I went swimming at the weekend because it was as hot as the inside of an Olympian’s gym shorts. I love to swim or just basically flail around attractively in the water while waves bash the hell out of me and force their way up my nostrils to make me splutter in a most ladylike manner, while trying to drag my shorts down around my ankles because no, right now I do not have a swim suit. I also, despite the factor 70 “fuck you” strength sunscreen, still managed to get some burn on my upper arms and nose. Basically I could coat my nose in peanut butter, gauze and whatever the hell that stuff is they make astronaut suits out of and I’d still get a burn there. I’m a pasty white enigma ladies and genitals. Envy me.
Usually on sunny days I resemble a mean alcoholic. You can spot me in a crowd by my large, red conk. It’s like a warning beacon. I could probably get employment by the coast guard to stand on top of cliffs to warn ships off the rocks. I burn, is what I’m saying. Religiously. My hair also lightens up and I almost look like a beach blonde Aussie surfer. It clashes awesomely with my lobster red nose and shiny forehead. It’s even MORE attractive than it sounds.
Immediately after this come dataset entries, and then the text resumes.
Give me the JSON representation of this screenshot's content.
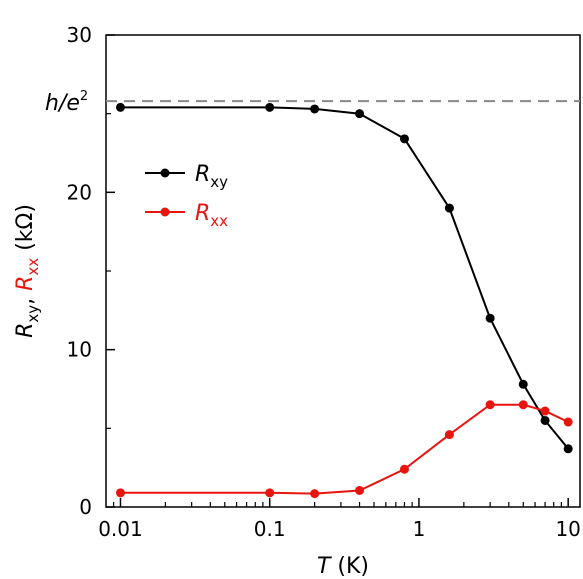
{
  "chart_data": {
    "type": "line",
    "x_scale": "log",
    "xlim": [
      0.008,
      12
    ],
    "ylim": [
      0,
      30
    ],
    "x_ticks": [
      {
        "value": 0.01,
        "label": "0.01"
      },
      {
        "value": 0.1,
        "label": "0.1"
      },
      {
        "value": 1,
        "label": "1"
      },
      {
        "value": 10,
        "label": "10"
      }
    ],
    "y_ticks": [
      {
        "value": 0,
        "label": "0"
      },
      {
        "value": 10,
        "label": "10"
      },
      {
        "value": 20,
        "label": "20"
      },
      {
        "value": 30,
        "label": "30"
      }
    ],
    "xlabel": {
      "var": "T",
      "unit": " (K)"
    },
    "ylabel": {
      "part1": "R",
      "sub1": "xy",
      "comma": ", ",
      "part2": "R",
      "sub2": "xx",
      "unit": " (kΩ)"
    },
    "reference_line": {
      "value": 25.8,
      "label_main": "h/e",
      "label_sup": "2",
      "color": "#888888",
      "style": "dashed"
    },
    "legend_position": "upper-left",
    "grid": false,
    "series": [
      {
        "name_main": "R",
        "name_sub": "xy",
        "color": "#000000",
        "x": [
          0.01,
          0.1,
          0.2,
          0.4,
          0.8,
          1.6,
          3,
          5,
          7,
          10
        ],
        "y": [
          25.4,
          25.4,
          25.3,
          25.0,
          23.4,
          19.0,
          12.0,
          7.8,
          5.5,
          3.7
        ]
      },
      {
        "name_main": "R",
        "name_sub": "xx",
        "color": "#e8140e",
        "x": [
          0.01,
          0.1,
          0.2,
          0.4,
          0.8,
          1.6,
          3,
          5,
          7,
          10
        ],
        "y": [
          0.9,
          0.9,
          0.85,
          1.05,
          2.4,
          4.6,
          6.5,
          6.5,
          6.1,
          5.4
        ]
      }
    ]
  }
}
Still it was awesome because I like the water and I like summer and I aim to squeeze every last drop of sunshine out of it before it gets cold and I start to sulk for four months and whine about being cold. Basically this happens the second the mercury drops below 50 degrees. I wasn’t born to be cold, oh no. Still, every year I suck it up and dream about balmy summer nights while wrapped in a giant fleece sweatshirt and a frown.
Then, to start the week right, last night was what I call a “satisfyingly fat night” in that I spent it in bed eating brownies, crackers and cheese and watching “South Park”. I mean I defy the Queen to have had a more luxurious, ass-fattening evening than THAT. Go on Queenie, I defy you.